Per ricopiare l'Iscrizione, Rawlinson si avvalse dell'aiuto di un giovane del luogo, e insieme trasportarono e posero delle assi sulla parete rocciosa in modo che Rawlinson potesse poi riportare per iscritto il testo redatto in Paleo-Persiano. Si mise quindi al lavoro per tradurlo, basandosi sui precedenti sforzi compiuti da parte dell'esploratore tedesco Karsten Niebuhr (1733 - 1815), che per primo aveva reso nota l'esistenza del sito dopo la sua visita nel 1764, e sul successivo lavoro di Georg Friedrich Grotefend (1775 - 1853), il quale pose come proprio riferimento per i suoi studi gli scritti di Niebuhr. Nel 1843, Rawlinson ritornò e riuscì a ricopiare le iscrizioni redatte in Elamita ed in Accadico Babilonese, sempre con l'aiuto di un giovane del posto e grazie all'uso di corde che lo tenevano sospeso tra le rocce.
In seguito, mediante la collaborazione con altri celebri assiriologi, il Reverendo Edward Hincks (1792 - 1866), Edwin Norris (1795 - 1872), Jules (Julius) Oppert (1825 - 1905) e William Henry Fox Talbot (1800 - 1877), l'Iscrizione venne tradotta integralmente, utilizzando il Paleo-Persiano come base di partenza e riferimento per la comprensione e la ricostruzione delle altre due lingue.
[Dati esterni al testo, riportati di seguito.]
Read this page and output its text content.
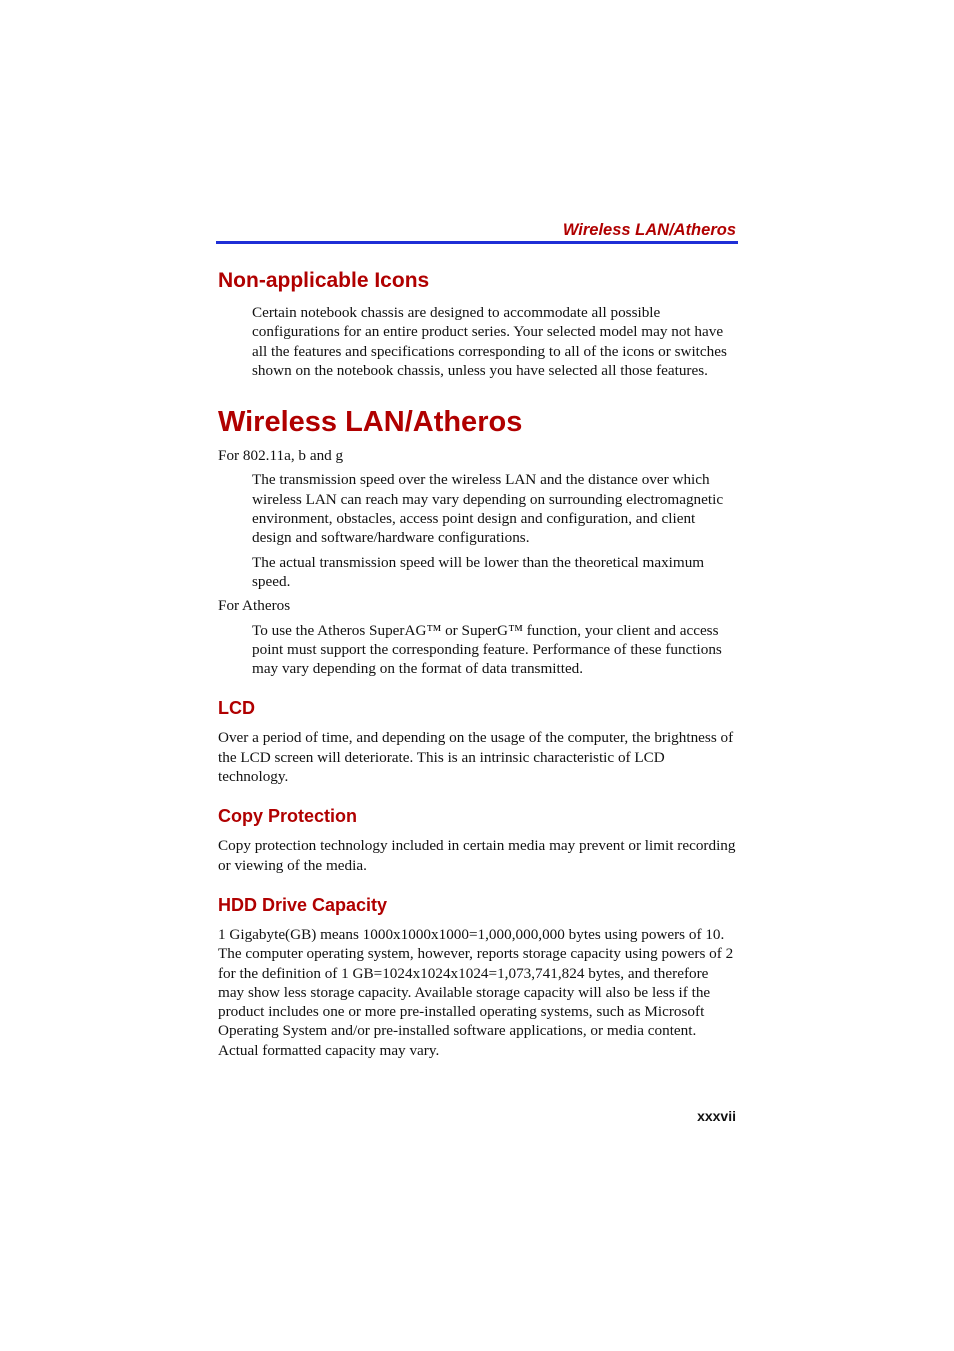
Wireless LAN/Atheros
Non-applicable Icons

Certain notebook chassis are designed to accommodate all possible configurations for an entire product series. Your selected model may not have all the features and specifications corresponding to all of the icons or switches shown on the notebook chassis, unless you have selected all those features.

Wireless LAN/Atheros

For 802.11a, b and g

The transmission speed over the wireless LAN and the distance over which wireless LAN can reach may vary depending on surrounding electromagnetic environment, obstacles, access point design and configuration, and client design and software/hardware configurations.

The actual transmission speed will be lower than the theoretical maximum speed.

For Atheros

To use the Atheros SuperAG™ or SuperG™ function, your client and access point must support the corresponding feature. Performance of these functions may vary depending on the format of data transmitted.

LCD

Over a period of time, and depending on the usage of the computer, the brightness of the LCD screen will deteriorate. This is an intrinsic characteristic of LCD technology.

Copy Protection

Copy protection technology included in certain media may prevent or limit recording or viewing of the media.

HDD Drive Capacity

1 Gigabyte(GB) means 1000x1000x1000=1,000,000,000 bytes using powers of 10. The computer operating system, however, reports storage capacity using powers of 2 for the definition of 1 GB=1024x1024x1024=1,073,741,824 bytes, and therefore may show less storage capacity. Available storage capacity will also be less if the product includes one or more pre-installed operating systems, such as Microsoft Operating System and/or pre-installed software applications, or media content. Actual formatted capacity may vary.

xxxvii
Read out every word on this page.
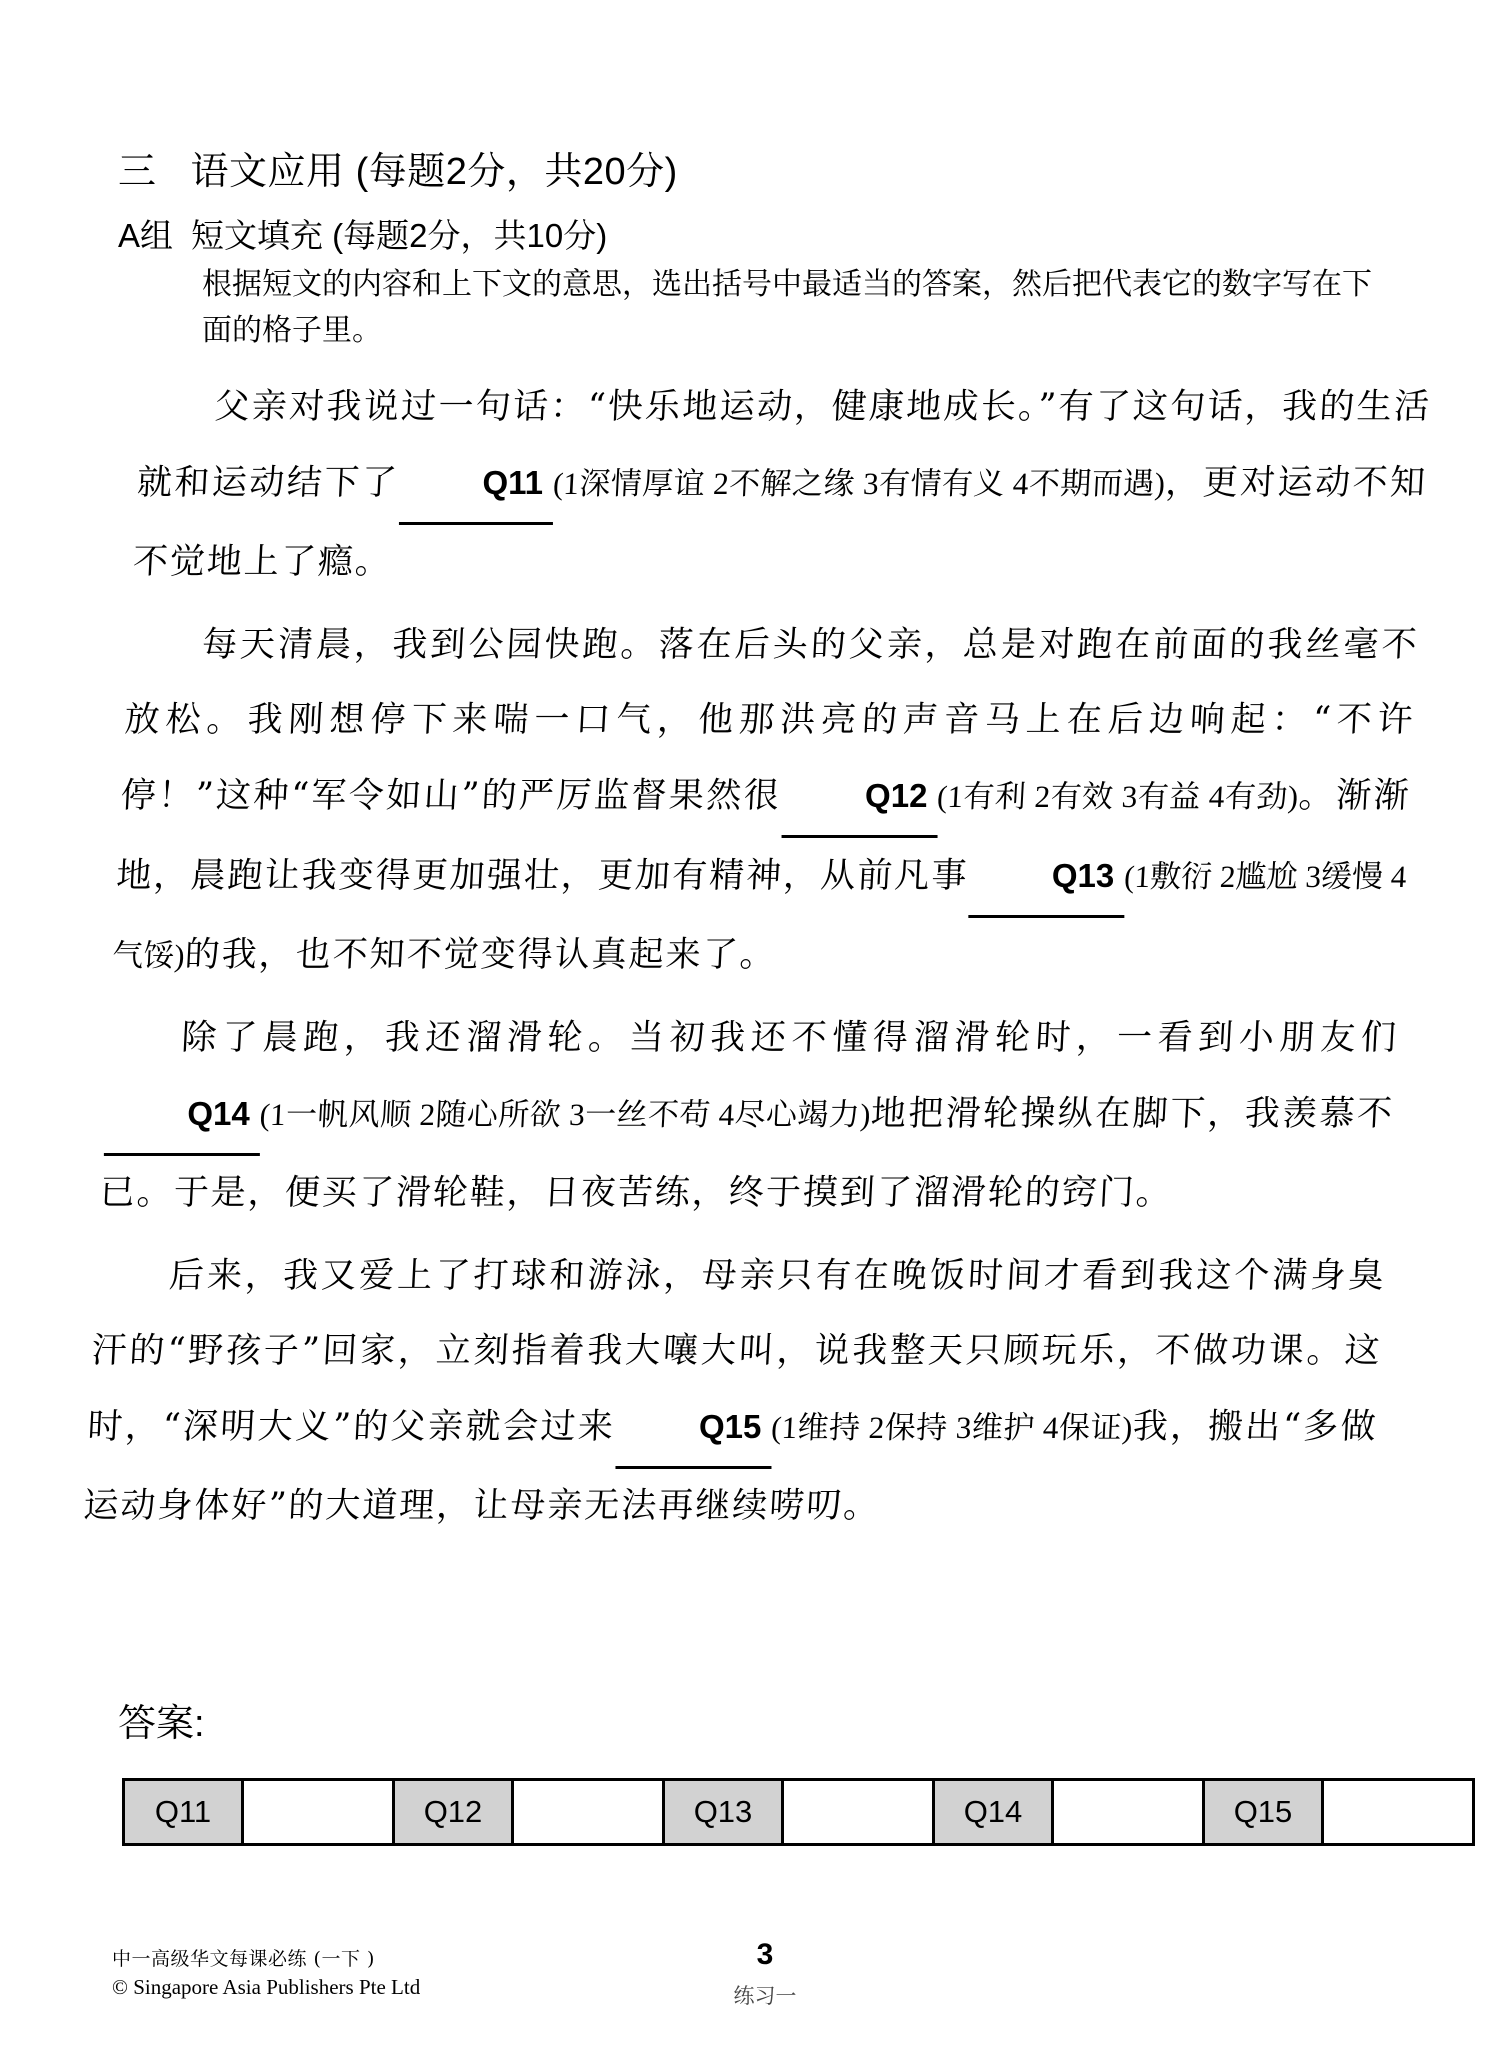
三 语文应用 (每题2分，共20分)
A组 短文填充 (每题2分，共10分)
根据短文的内容和上下文的意思，选出括号中最适当的答案，然后把代表它的数字写在下面的格子里。

父亲对我说过一句话：“快乐地运动，健康地成长。”有了这句话，我的生活就和运动结下了 Q11 (1深情厚谊 2不解之缘 3有情有义 4不期而遇)，更对运动不知不觉地上了瘾。

每天清晨，我到公园快跑。落在后头的父亲，总是对跑在前面的我丝毫不放松。我刚想停下来喘一口气，他那洪亮的声音马上在后边响起：“不许停！”这种“军令如山”的严厉监督果然很 Q12 (1有利 2有效 3有益 4有劲)。渐渐地，晨跑让我变得更加强壮，更加有精神，从前凡事 Q13 (1敷衍 2尴尬 3缓慢 4气馁)的我，也不知不觉变得认真起来了。

除了晨跑，我还溜滑轮。当初我还不懂得溜滑轮时，一看到小朋友们Q14 (1一帆风顺 2随心所欲 3一丝不苟 4尽心竭力)地把滑轮操纵在脚下，我羡慕不已。于是，便买了滑轮鞋，日夜苦练，终于摸到了溜滑轮的窍门。

后来，我又爱上了打球和游泳，母亲只有在晚饭时间才看到我这个满身臭汗的“野孩子”回家，立刻指着我大嚷大叫，说我整天只顾玩乐，不做功课。这时，“深明大义”的父亲就会过来 Q15 (1维持 2保持 3维护 4保证)我，搬出“多做运动身体好”的大道理，让母亲无法再继续唠叨。

答案:
Q11		Q12		Q13		Q14		Q15	
中一高级华文每课必练 (一下 )
© Singapore Asia Publishers Pte Ltd
3
练习一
L'Iscrizione di Behistun divenne così, per gli orientalisti e gli assiriologi, ciò che la Stele di Rosetta era stata per gli egittologi nello svelare le lingue delle antiche civiltà del Vicino Oriente, assieme alle rispettive varianti e varietà dialettali. Questa scoperta seguiva il lavoro di George Smith (1840 - 1876), il quale aveva antecedentemente tradotto la scrittura cuneiforme mesopotamica e, insieme, apriva culturalmente il mondo moderno alle grandiose e straordinarie culture del Vicino Oriente antico.